The risk of acquiring infection from an immunocompetent individual with non-exposed zoster lesions is remote. The issue of VZIG should be restricted to those in contact with:

  • Varicella
  • Disseminated zoster
  • Immunocompetent individuals with exposed zoster lesions
  • Immunosuppressed patients with localised zoster on any part of body (viral shedding can be greater in immunosuppressed patients)

Timing of exposure in relation to onset of rash in index case:

  • Varicella or disseminated zoster – between 48hrs before onset of rash until no new lesions cropping/ crusting of lesions.
  • Localised zoster – day of onset of rash until crusting of lesions.

Closeness and duration of contact:

  • Play or direct contact (in the same enclosed space such as house, classroom or 2/4 bedded hospital bay) for ≥15 minutes.
  • Face to face contact.
  • In the case of large open Paediatric wards/ outpatient department, airborne transmission at a distance has occasionally been reported and giving VZIG to all susceptible high-risk contacts should be considered.

VZIG or alternate treatment

Dose of VZIG:

  • 0–5 years, 250mg (one vial)
  • 6–10 years, 500mg (two vials)
  • 11–14 years, 750mg (three vials)
  • 15 years or over, 1000mg (four vials).
  • Given by slow IM injection.

Patients with thrombocytopenia/ bleeding disorders who cannot be given an intramuscular injection should be given intravenous normal immunoglobulin (HNIG) at a dose of 0.2g/kg body (i.e. 4ml/kg for a 5% solution) instead.

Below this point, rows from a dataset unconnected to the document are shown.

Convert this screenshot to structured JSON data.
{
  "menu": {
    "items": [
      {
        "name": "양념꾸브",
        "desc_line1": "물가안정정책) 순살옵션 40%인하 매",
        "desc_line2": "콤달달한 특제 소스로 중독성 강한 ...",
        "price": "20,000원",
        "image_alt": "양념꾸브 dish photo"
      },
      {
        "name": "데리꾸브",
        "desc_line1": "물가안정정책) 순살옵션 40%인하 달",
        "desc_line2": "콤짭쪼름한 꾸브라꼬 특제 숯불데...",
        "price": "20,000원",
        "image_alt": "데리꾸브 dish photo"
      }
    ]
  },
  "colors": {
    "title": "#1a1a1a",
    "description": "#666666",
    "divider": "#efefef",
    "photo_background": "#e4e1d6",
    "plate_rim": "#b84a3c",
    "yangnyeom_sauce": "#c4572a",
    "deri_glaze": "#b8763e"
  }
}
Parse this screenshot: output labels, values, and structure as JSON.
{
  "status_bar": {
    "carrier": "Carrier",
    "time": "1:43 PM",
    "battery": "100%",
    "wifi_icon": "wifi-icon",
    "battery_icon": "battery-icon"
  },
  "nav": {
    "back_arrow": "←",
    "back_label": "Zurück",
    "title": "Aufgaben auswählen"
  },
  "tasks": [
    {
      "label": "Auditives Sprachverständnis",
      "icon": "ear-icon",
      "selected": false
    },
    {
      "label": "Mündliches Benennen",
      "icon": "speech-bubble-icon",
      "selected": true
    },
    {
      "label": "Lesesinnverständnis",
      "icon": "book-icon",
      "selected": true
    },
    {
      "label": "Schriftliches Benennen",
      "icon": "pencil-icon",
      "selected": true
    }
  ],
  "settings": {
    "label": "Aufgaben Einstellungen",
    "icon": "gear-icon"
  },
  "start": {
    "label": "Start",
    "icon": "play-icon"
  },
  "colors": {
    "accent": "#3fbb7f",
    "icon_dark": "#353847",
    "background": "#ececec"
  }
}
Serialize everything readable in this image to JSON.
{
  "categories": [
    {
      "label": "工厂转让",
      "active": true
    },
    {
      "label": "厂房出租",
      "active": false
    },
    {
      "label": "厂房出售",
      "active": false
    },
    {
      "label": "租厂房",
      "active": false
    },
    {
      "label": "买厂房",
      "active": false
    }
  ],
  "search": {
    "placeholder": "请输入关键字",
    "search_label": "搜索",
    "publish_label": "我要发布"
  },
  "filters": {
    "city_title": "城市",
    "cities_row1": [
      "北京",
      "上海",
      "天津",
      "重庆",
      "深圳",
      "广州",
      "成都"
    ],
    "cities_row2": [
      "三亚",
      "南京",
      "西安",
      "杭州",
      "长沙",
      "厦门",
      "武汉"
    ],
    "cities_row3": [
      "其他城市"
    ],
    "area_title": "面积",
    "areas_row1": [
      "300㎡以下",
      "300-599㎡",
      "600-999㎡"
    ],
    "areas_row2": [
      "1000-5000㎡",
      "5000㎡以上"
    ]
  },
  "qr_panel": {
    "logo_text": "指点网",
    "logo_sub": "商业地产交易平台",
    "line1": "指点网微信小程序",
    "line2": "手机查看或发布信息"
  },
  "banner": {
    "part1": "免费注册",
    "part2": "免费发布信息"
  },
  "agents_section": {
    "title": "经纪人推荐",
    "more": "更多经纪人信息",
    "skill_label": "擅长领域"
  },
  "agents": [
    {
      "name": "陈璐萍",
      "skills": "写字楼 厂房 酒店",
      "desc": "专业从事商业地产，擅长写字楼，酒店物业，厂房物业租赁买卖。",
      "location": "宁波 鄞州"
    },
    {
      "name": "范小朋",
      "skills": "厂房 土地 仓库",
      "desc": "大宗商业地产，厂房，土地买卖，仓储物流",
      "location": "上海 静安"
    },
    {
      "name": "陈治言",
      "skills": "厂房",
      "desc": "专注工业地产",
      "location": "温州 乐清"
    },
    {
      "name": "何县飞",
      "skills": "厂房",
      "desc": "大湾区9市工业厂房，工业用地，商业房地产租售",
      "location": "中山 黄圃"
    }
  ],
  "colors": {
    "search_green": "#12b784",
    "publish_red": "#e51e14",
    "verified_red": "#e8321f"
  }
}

This will produce serum VZ antibody levels equivalent to those achieved with VZIG.

If VZIG is not available, alternatives are:

  • HNIG or
  • High dose oral acyclovir for 14 days starting at Day 7 after exposure (i.e. from 7-21 days following contact).

Re-exposure

Children re-exposed to varicella or zoster (see above for details of significant exposure) after ≥3 weeks of receiving VZIG and who are VZV IgG negative should have further dose of VZIG.

Treatment of Clinical Varicella/ Herpes Zoster

Varicella and herpes zoster can be fatal in immunosuppressed patients. Presentation may be atypical. Patients should receive intravenous acyclovir for 5 days (or until there are no new lesions developing) followed by 5 days of oral acyclovir (check renal function and modify dose if needed).

If cropping of new lesions continues the IV acyclovir should be given until no lesions develop and crusting of lesions occurs.

Patients who have clinical reactivation of VZV after allogeneic HSCT should continue on acyclovir prophylaxis for a further 3 months.